Boy in Cardboard Plane next to Dad

In general, showing interest in what makes your child feel motivated will allow you to have an alternate means of connection and will keep them by your side. It is not just about respecting their interests, but in trying to share them, to get to know them. Give them the chance to unleash their passion on something with you, even if you do not like it or it does not feel right.

3. Share your passions with your child

It is not just the child who needs to open up to create a connection with their parents. If you as a parent are not willing to show them who you are and share your passions with them, you cannot expect them to do the same.

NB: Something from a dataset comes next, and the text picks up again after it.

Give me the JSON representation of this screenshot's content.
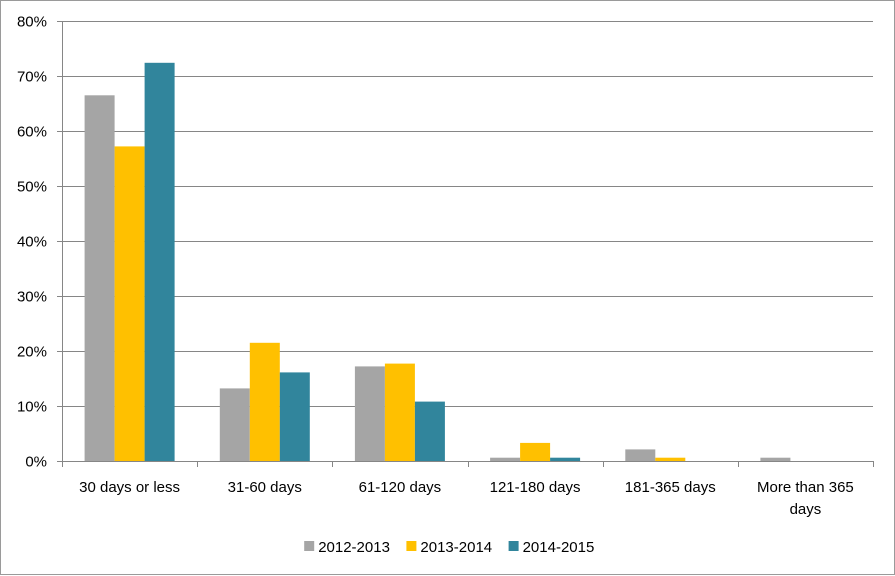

Do not make the excuse that you need that time for yourself, that this is your personal space. There will come a day when your child will also need his space and time and will not want to share it with you. If you do not let them in, do not expect them to let you enter or to talk to you about it. Do not complain that they went somewhere else to find what he did not find within.

Father and Son Doing Crafts

4. Do not use blame as a weapon

Making your children feel guilty for not wanting to be with you is a cowardly strategy to control and dominate them. With guilt, you will only achieve an apparent connection and for your child to pretend to do what you ask. Furthermore, you will be telling them that creating guilt can be a valid means of achieving an end. Do you really want them to learn that?

Playing the blame game will prevent you from knowing your children, as they will only show you the face you want to see.


This text is provided for informational purposes only and does not replace consultation with a professional. If in doubt, consult your specialist.